Thanks ladies. I live in Chicago, so its fairly moderate but with high humidity especially late in the summer. So humectants would probably work for me on moderately humid days. I've been using a sample Aveda Brilliant Humectant Pomade which my stylist recommended to increase moisture. I co-washed and sealed with a almond oil, castor oil, grapeseed oil mixture I made before applying the pomade. My hair was very soft and moisturized, but got frizzy later in the day. Anyone have any thoughts on the Aveda product before I buy the full size?
@Angela, I'm highly porous so I pretty much steer clear of humectants all year.
@ Angela–
from Tonya McKay
LOW HUMIDITY
In extremely low-humidity conditions, such as a cold, dry winter air, there is no appreciable amount of water in the air for the humectant to attract to the surface of the hair. In this particular type of climate, the best one can hope for with most traditional humectants is for them to prevent evaporation of water from the hair into the environment. Also, under these circumstances, there is some risk of the humectant actually removing moisture from the cortex of the hair itself, creating the problem it was intended to prevent.That’s why in dry climates it is important to use conditioning products which rely on strong moisturizers rather than traditional humectants. However, it is interesting to note that new humectants are being developed that perform well even in low humidity (such as hydroxypropyl bis-hydroxyethyldimonium chloride and dihydroxypropyltrimonium chloride).
HIGH HUMIDITY
In high-humidity conditions, such as summertime in the southeastern United States or the tropics — where the relative humidity can easily reach or exceed 90 percent during the day — there is a tremendous amount of moisture in the air. This can be disastrous for curly hair. If curly hair is dry and damaged, it is very porous, and easily absorbs water from the air. In high-humidity conditions, this can cause curly hair to swell so much that cuticles are raised, making the surface of the hair very rough. These cuticles can then become entangled with cuticles of adjacent hairs and create a huge, tangled mass, which is prone to breakage. Also, curly hair swollen by excess water can lose its curl pattern, creating the dreaded summer frizz.

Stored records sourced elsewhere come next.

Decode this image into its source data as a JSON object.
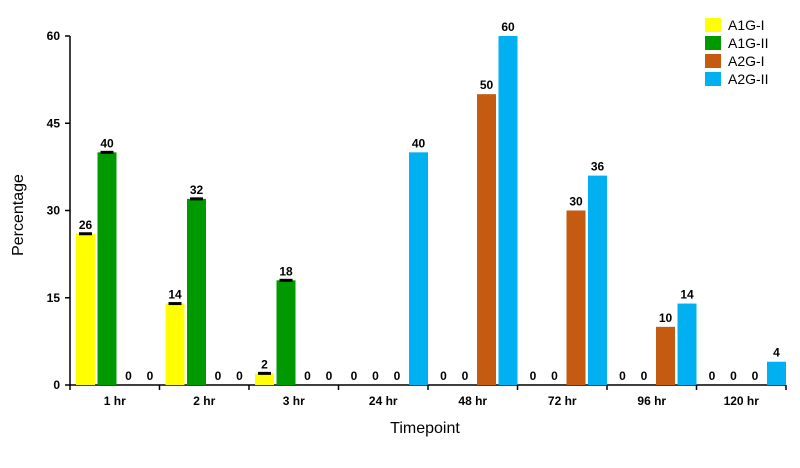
{
  "chart_data": {
    "type": "bar",
    "xlabel": "Timepoint",
    "ylabel": "Percentage",
    "ylim": [
      0,
      60
    ],
    "yticks": [
      "0",
      "15",
      "30",
      "45",
      "60"
    ],
    "categories": [
      "1 hr",
      "2 hr",
      "3 hr",
      "24 hr",
      "48 hr",
      "72 hr",
      "96 hr",
      "120 hr"
    ],
    "legend_position": "top-right",
    "grid": false,
    "series": [
      {
        "name": "A1G-I",
        "color": "#ffff00",
        "values": [
          26,
          14,
          2,
          0,
          null,
          null,
          null,
          null
        ]
      },
      {
        "name": "A1G-II",
        "color": "#009900",
        "values": [
          40,
          32,
          18,
          0,
          null,
          null,
          null,
          null
        ]
      },
      {
        "name": "A2G-I",
        "color": "#c55a11",
        "values": [
          0,
          0,
          0,
          0,
          50,
          30,
          10,
          0
        ]
      },
      {
        "name": "A2G-II",
        "color": "#00b0f0",
        "values": [
          0,
          0,
          0,
          40,
          60,
          36,
          14,
          4
        ]
      }
    ],
    "labels": [
      [
        "26",
        "40",
        "0",
        "0"
      ],
      [
        "14",
        "32",
        "0",
        "0"
      ],
      [
        "2",
        "18",
        "0",
        "0"
      ],
      [
        "0",
        "0",
        "0",
        "40"
      ],
      [
        "0",
        "0",
        "50",
        "60"
      ],
      [
        "0",
        "0",
        "30",
        "36"
      ],
      [
        "0",
        "0",
        "10",
        "14"
      ],
      [
        "0",
        "0",
        "0",
        "4"
      ]
    ],
    "slot_series": [
      [
        0,
        1,
        2,
        3
      ],
      [
        0,
        1,
        2,
        3
      ],
      [
        0,
        1,
        2,
        3
      ],
      [
        0,
        1,
        2,
        3
      ],
      [
        0,
        1,
        2,
        3
      ],
      [
        0,
        1,
        2,
        3
      ],
      [
        0,
        1,
        2,
        3
      ],
      [
        1,
        0,
        2,
        3
      ]
    ],
    "error_bar_series": [
      "A1G-I",
      "A1G-II"
    ]
  }
}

Clearly, products heavy in humectants will only exacerbate problems with humidity-induced frizz. Some humectants can also develop a sticky feeling when they become saturated with water, which is certainly an undesirable characteristic for hair. Thus, in tropical and subtropical climates, it is essential to maintain well-moisturized hair that is in good condition (which will be less prone to absorbing water from the hair). But it is preferable to use products containing fewer humectants or humectants with less hygroscopic capacity.

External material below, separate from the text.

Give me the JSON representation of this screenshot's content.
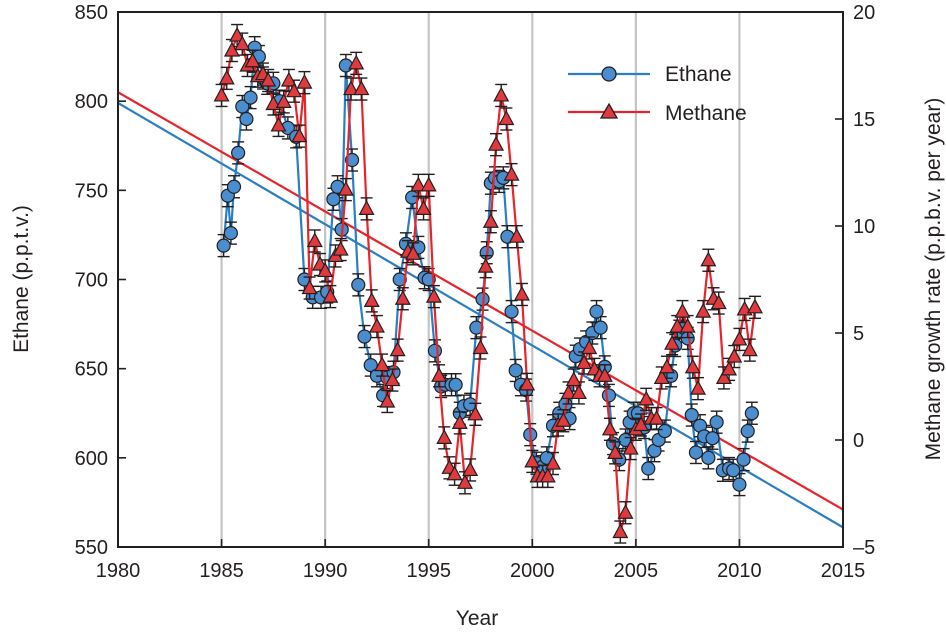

Due to the limitations and pitfalls of humectants in extreme weather conditions, it is apparent that these ingredients probably function best for curly-haired consumers in moderate climates, with temperatures and humidity in the medium range.
nice video…….using "kimmaytube's video style" approach
I thought this was a very informative video! I can't wait to see the rest of the series!
www.naturallynita.blogspot.com
Very, well done video by a truly lovely girl. But I thought humectants were better for dry seasons and climates because they attract moisture. I thought humectants can cause the hair to swell from too much moisture from the humidity and that THIS will lead to frizz?? The rule of thumb I always read was to use humectants in dry climates and winter to increase moisture, and anti-humectants to repel EXCESS moisture in the summer humidity, so your curl pattern will remain intact. Am I wrong?
That was great and full of so much useful information!